Pourquoi le Christ se fait-il baptiser ?

Le Baptême du Seigneur — 12 janvier 2025

Évangile selon saint Luc 3, 15-16 ; 21-22



J’ai une tendresse pour Jean le Baptiste. Il apparaît un peu – si vous me permettrez l’expression – comme le perdant magnifique du Christianisme. D’abord Jean a une intuition en opposition avec son temps et son milieu. Lui qui descend d’une famille sacerdotale de Jérusalem quitte tout pour aller prêcher au désert, plus exactement sur les rives du Jourdain qui marquent la frontière entre désert et Terre d’Israël. « Je suis la voix de celui qui crie dans le désert : Redressez le chemin du Seigneur » (Jn 1, 23). Pour lui, il faut conquérir à nouveau la Terre promise. C’est dire que, dans son esprit, Israël n’est plus rien ; le Temple n’est plus rien ; le peuple de Dieu lui-même est dépouillé, nu, sans terre, revenu à l’errance. Et Jean l’assume pour lui, se vêt en conséquence, quitte Jérusalem pour les terres arides et prône une nouvelle entrée en Terre sainte. En se positionnant comme les Hébreux avant l’entrée en Terre promise, Jean pose un acte de défi radical à l’establishment dont il est issu et à l’esprit de son temps.

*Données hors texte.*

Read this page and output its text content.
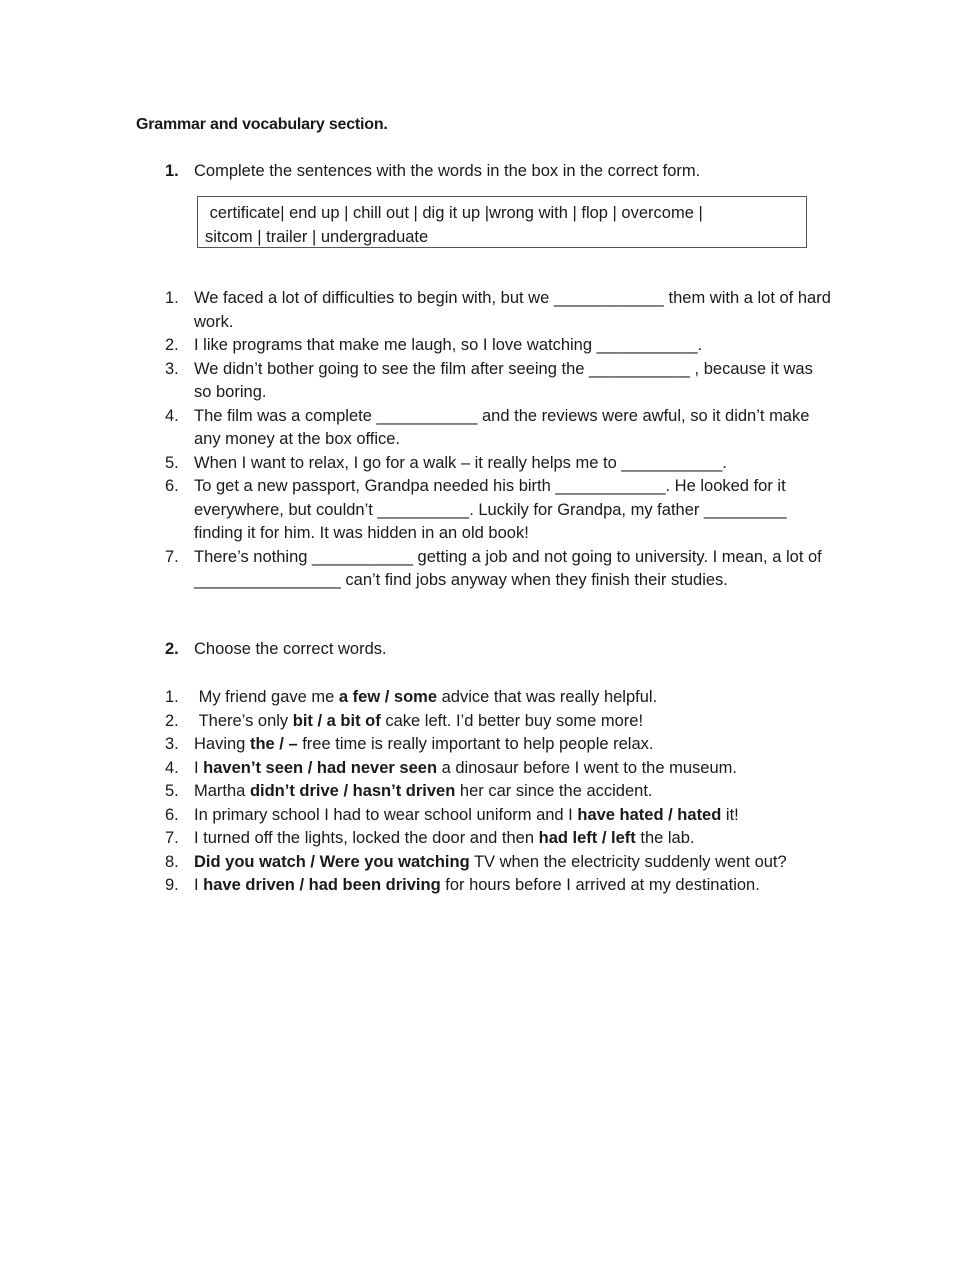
Grammar and vocabulary section.
1. Complete the sentences with the words in the box in the correct form.
certificate| end up | chill out | dig it up |wrong with | flop | overcome |
sitcom | trailer | undergraduate
1. We faced a lot of difficulties to begin with, but we ____________ them with a lot of hard work.
2. I like programs that make me laugh, so I love watching ___________.
3. We didn’t bother going to see the film after seeing the ___________ , because it was so boring.
4. The film was a complete ___________ and the reviews were awful, so it didn’t make any money at the box office.
5. When I want to relax, I go for a walk – it really helps me to ___________.
6. To get a new passport, Grandpa needed his birth ____________. He looked for it everywhere, but couldn’t __________. Luckily for Grandpa, my father _________ finding it for him. It was hidden in an old book!
7. There’s nothing ___________ getting a job and not going to university. I mean, a lot of ________________ can’t find jobs anyway when they finish their studies.
2. Choose the correct words.
1. My friend gave me a few / some advice that was really helpful.
2. There’s only bit / a bit of cake left. I’d better buy some more!
3. Having the / – free time is really important to help people relax.
4. I haven’t seen / had never seen a dinosaur before I went to the museum.
5. Martha didn’t drive / hasn’t driven her car since the accident.
6. In primary school I had to wear school uniform and I have hated / hated it!
7. I turned off the lights, locked the door and then had left / left the lab.
8. Did you watch / Were you watching TV when the electricity suddenly went out?
9. I have driven / had been driving for hours before I arrived at my destination.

C’est radical est c’est sans doute ce qui me plaît en lui. Jean quitte tout – confort, famille, situation, nourriture et vêtements – pour assumer le dépouillement de son peuple et la désolation de son époque.


Puis arrive Jésus de Galilée, qui le dépasse et rafle la mise : son bel idéal, la nouvelle entrée en Terre promise, ses disciples, tout ce que Jean a mis en œuvre, Jésus semble s’en emparer… presque l’en dépouiller. Et l’Écriture insiste : « Moi, je vous baptise avec de l’eau, mais il vient, celui qui est plus fort que moi. Je ne suis pas digne de dénouer la courroie de ses sandales. » On l’a l’impression d’une course de fond où Jean se fait coiffer au poteau parle Christ.


Même sa mort, que l’Évangile situe également lors d’un repas, n’est pas accomplie comme celle du Christ. Vous vous souvenez de l’épisode de la tête de Jean offerte à Salomé sur un plateau pour une danse lascive. C’est Hérode qui triomphe à la mort de Jean, alors que c’est le Christ qui triomphe à sa propre mort.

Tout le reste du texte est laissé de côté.